What I won’t do is all of their work and I won’t catch the fish they are going to bring home for dinner. We don’t want to reward people for doing nothing or train them to expect rewards will come to them just because they are nice people. Everyone, though, needs encouragement, support, enthusing, respect and honesty. Everyone needs help in acquiring skills and knowledge that will enable them to be independent and successful. Very few of us wake up, having magically mastered while asleep, the life skills we need. Instead, of giving people the equivalent of plastic Happy Meal prizes, I believe we must aid them in learning how to fish and must let them know that sometimes life is hard, but we can make it through and can make things better (even if we fail).

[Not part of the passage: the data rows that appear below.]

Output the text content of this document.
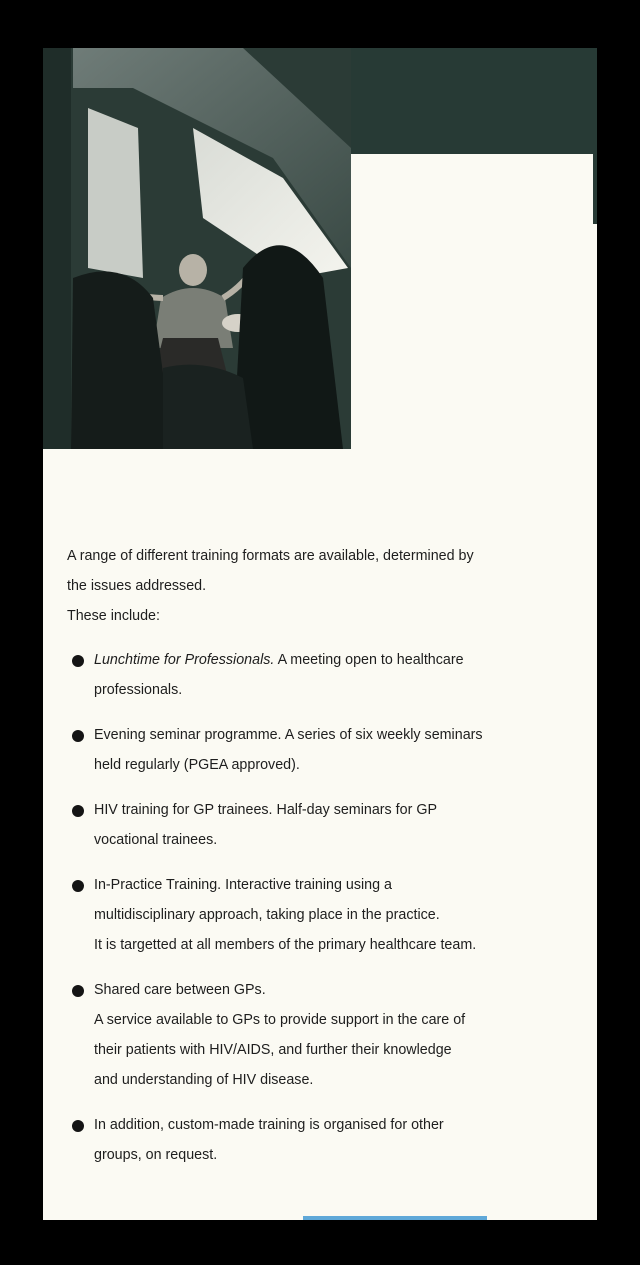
A range of different training formats are available, determined by

the issues addressed.

These include:

Lunchtime for Professionals. A meeting open to healthcare
professionals.
Evening seminar programme. A series of six weekly seminars
held regularly (PGEA approved).
HIV training for GP trainees. Half-day seminars for GP
vocational trainees.
In-Practice Training. Interactive training using a
multidisciplinary approach, taking place in the practice.
It is targetted at all members of the primary healthcare team.
Shared care between GPs.
A service available to GPs to provide support in the care of
their patients with HIV/AIDS, and further their knowledge
and understanding of HIV disease.
In addition, custom-made training is organised for other
groups, on request.
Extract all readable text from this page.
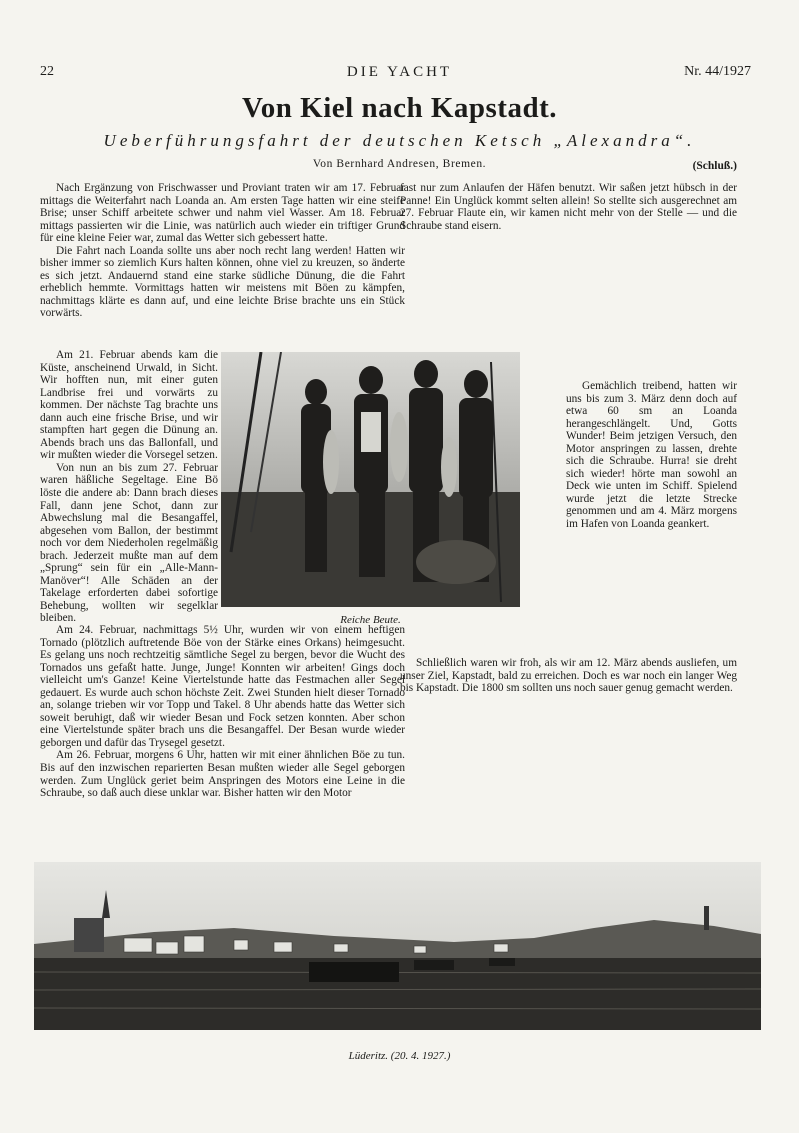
22	DIE YACHT	Nr. 44/1927
Von Kiel nach Kapstadt.
Ueberführungsfahrt der deutschen Ketsch „Alexandra“.
Von Bernhard Andresen, Bremen.	(Schluß.)

Nach Ergänzung von Frischwasser und Proviant traten wir am 17. Februar mittags die Weiterfahrt nach Loanda an. Am ersten Tage hatten wir eine steife Brise; unser Schiff arbeitete schwer und nahm viel Wasser. Am 18. Februar mittags passierten wir die Linie, was natürlich auch wieder ein triftiger Grund für eine kleine Feier war, zumal das Wetter sich gebessert hatte.

Die Fahrt nach Loanda sollte uns aber noch recht lang werden! Hatten wir bisher immer so ziemlich Kurs halten können, ohne viel zu kreuzen, so änderte es sich jetzt. Andauernd stand eine starke südliche Dünung, die die Fahrt erheblich hemmte. Vormittags hatten wir meistens mit Böen zu kämpfen, nachmittags klärte es dann auf, und eine leichte Brise brachte uns ein Stück vorwärts.

Am 21. Februar abends kam die Küste, anscheinend Urwald, in Sicht. Wir hofften nun, mit einer guten Landbrise frei und vorwärts zu kommen. Der nächste Tag brachte uns dann auch eine frische Brise, und wir stampften hart gegen die Dünung an. Abends brach uns das Ballonfall, und wir mußten wieder die Vorsegel setzen.

Von nun an bis zum 27. Februar waren häßliche Segeltage. Eine Bö löste die andere ab: Dann brach dieses Fall, dann jene Schot, dann zur Abwechslung mal die Besangaffel, abgesehen vom Ballon, der bestimmt noch vor dem Niederholen regelmäßig brach. Jederzeit mußte man auf dem „Sprung“ sein für ein „Alle-Mann-Manöver“! Alle Schäden an der Takelage erforderten dabei sofortige Behebung, wollten wir segelklar bleiben.

Am 24. Februar, nachmittags 5½ Uhr, wurden wir von einem heftigen Tornado (plötzlich auftretende Böe von der Stärke eines Orkans) heimgesucht. Es gelang uns noch rechtzeitig sämtliche Segel zu bergen, bevor die Wucht des Tornados uns gefaßt hatte. Junge, Junge! Konnten wir arbeiten! Gings doch vielleicht um's Ganze! Keine Viertelstunde hatte das Festmachen aller Segel gedauert. Es wurde auch schon höchste Zeit. Zwei Stunden hielt dieser Tornado an, solange trieben wir vor Topp und Takel. 8 Uhr abends hatte das Wetter sich soweit beruhigt, daß wir wieder Besan und Fock setzen konnten. Aber schon eine Viertelstunde später brach uns die Besangaffel. Der Besan wurde wieder geborgen und dafür das Trysegel gesetzt.

Am 26. Februar, morgens 6 Uhr, hatten wir mit einer ähnlichen Böe zu tun. Bis auf den inzwischen reparierten Besan mußten wieder alle Segel geborgen werden. Zum Unglück geriet beim Anspringen des Motors eine Leine in die Schraube, so daß auch diese unklar war. Bisher hatten wir den Motor

fast nur zum Anlaufen der Häfen benutzt. Wir saßen jetzt hübsch in der Panne! Ein Unglück kommt selten allein! So stellte sich ausgerechnet am 27. Februar Flaute ein, wir kamen nicht mehr von der Stelle — und die Schraube stand eisern.

Gemächlich treibend, hatten wir uns bis zum 3. März denn doch auf etwa 60 sm an Loanda herangeschlängelt. Und, Gotts Wunder! Beim jetzigen Versuch, den Motor anspringen zu lassen, drehte sich die Schraube. Hurra! sie dreht sich wieder! hörte man sowohl an Deck wie unten im Schiff. Spielend wurde jetzt die letzte Strecke genommen und am 4. März morgens im Hafen von Loanda geankert.

Schließlich waren wir froh, als wir am 12. März abends ausliefen, um unser Ziel, Kapstadt, bald zu erreichen. Doch es war noch ein langer Weg bis Kapstadt. Die 1800 sm sollten uns noch sauer genug gemacht werden.

Reiche Beute.
Lüderitz. (20. 4. 1927.)
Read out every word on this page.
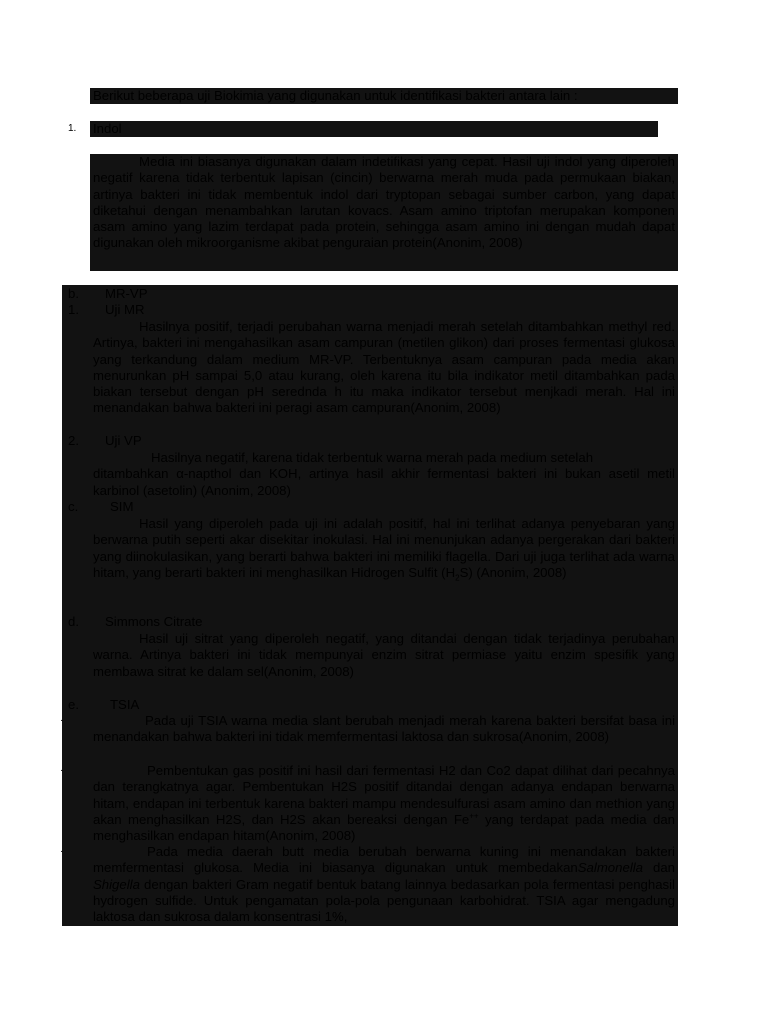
Berikut beberapa uji Biokimia yang digunakan untuk identifikasi bakteri antara lain :
1. Indol

Media ini biasanya digunakan dalam indetifikasi yang cepat. Hasil uji indol yang diperoleh negatif karena tidak terbentuk lapisan (cincin) berwarna merah muda pada permukaan biakan, artinya bakteri ini tidak membentuk indol dari tryptopan sebagai sumber carbon, yang dapat diketahui dengan menambahkan larutan kovacs. Asam amino triptofan merupakan komponen asam amino yang lazim terdapat pada protein, sehingga asam amino ini dengan mudah dapat digunakan oleh mikroorganisme akibat penguraian protein(Anonim, 2008)

b. MR-VP
1. Uji MR

Hasilnya positif, terjadi perubahan warna menjadi merah setelah ditambahkan methyl red. Artinya, bakteri ini mengahasilkan asam campuran (metilen glikon) dari proses fermentasi glukosa yang terkandung dalam medium MR-VP. Terbentuknya asam campuran pada media akan menurunkan pH sampai 5,0 atau kurang, oleh karena itu bila indikator metil ditambahkan pada biakan tersebut dengan pH serednda h itu maka indikator tersebut menjkadi merah. Hal ini menandakan bahwa bakteri ini peragi asam campuran(Anonim, 2008)

2. Uji VP

Hasilnya negatif, karena tidak terbentuk warna merah pada medium setelah

ditambahkan α-napthol dan KOH, artinya hasil akhir fermentasi bakteri ini bukan asetil metil karbinol (asetolin) (Anonim, 2008)

c. SIM

Hasil yang diperoleh pada uji ini adalah positif, hal ini terlihat adanya penyebaran yang berwarna putih seperti akar disekitar inokulasi. Hal ini menunjukan adanya pergerakan dari bakteri yang diinokulasikan, yang berarti bahwa bakteri ini memiliki flagella. Dari uji juga terlihat ada warna hitam, yang berarti bakteri ini menghasilkan Hidrogen Sulfit $(H_2S)$ (Anonim, 2008)

d. Simmons Citrate

Hasil uji sitrat yang diperoleh negatif, yang ditandai dengan tidak terjadinya perubahan warna. Artinya bakteri ini tidak mempunyai enzim sitrat permiase yaitu enzim spesifik yang membawa sitrat ke dalam sel(Anonim, 2008)

e. TSIA
·	Pada uji TSIA warna media slant berubah menjadi merah karena bakteri bersifat basa ini menandakan bahwa bakteri ini tidak memfermentasi laktosa dan sukrosa(Anonim, 2008)

·	Pembentukan gas positif ini hasil dari fermentasi H2 dan Co2 dapat dilihat dari pecahnya dan terangkatnya agar. Pembentukan H2S positif ditandai dengan adanya endapan berwarna hitam, endapan ini terbentuk karena bakteri mampu mendesulfurasi asam amino dan methion yang akan menghasilkan H2S, dan H2S akan bereaksi dengan Fe++ yang terdapat pada media dan menghasilkan endapan hitam(Anonim, 2008)

·	Pada media daerah butt media berubah berwarna kuning ini menandakan bakteri memfermentasi glukosa. Media ini biasanya digunakan untuk membedakanSalmonella dan Shigella dengan bakteri Gram negatif bentuk batang lainnya bedasarkan pola fermentasi penghasil hydrogen sulfide. Untuk pengamatan pola-pola pengunaan karbohidrat. TSIA agar mengadung laktosa dan sukrosa dalam konsentrasi 1%,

I like to encourage others to look out over the blue waters of their lives and out toward the horizon. In front of them they may see choppy waves, or even menacing sharks in the nearby waters. There may be clouds overhead and rainstorms, but if they look far ahead enough, hopefully they will be able to see the horizon and soon, the big picture. The solutions are there but they have to first put in the time and effort to discover them. They may need to cast their lines over and over before they catch anything, and maybe the first catch or two will be an old shoe, instead of a fish. . They will have to figure out the best waters for fishing, the most effective implements to use, which fish they want to catch and which ones are work keeping. I suspect there may be struggles when something lands on the line. If they have the tools and understanding ready in advance, they will know what to do. If it doesn’t work this time, they can reassess and maybe next time will be the magic one.
When you think about your own life, who were/ are the mentors, supporters, teachers, important figures who helped you acquire or achieve something significant that you desired?
What were some of the methods they used or things they did that were most effective in your eyes?
What happened to your hopes, dreams and projects when you perhaps realized that someone who had made promises to you was not going to keep them or did not?
What did you feel about that person?
What did you feel about yourself for having fallen for the promises and for not checking things out more thoroughly?
What has given you the most confidence when you were trying something new?
Have there been times in your life when what you wanted to have or do happened easily for you and your expectations were met?
Did you have the same kind of learning from such an experience as when things you wanted were more difficult, or when your expectations were not met, no matter how hard you worked? Why? Why not?
Were you able to use your learning to make things better or easier for yourself when attempting something at a later date?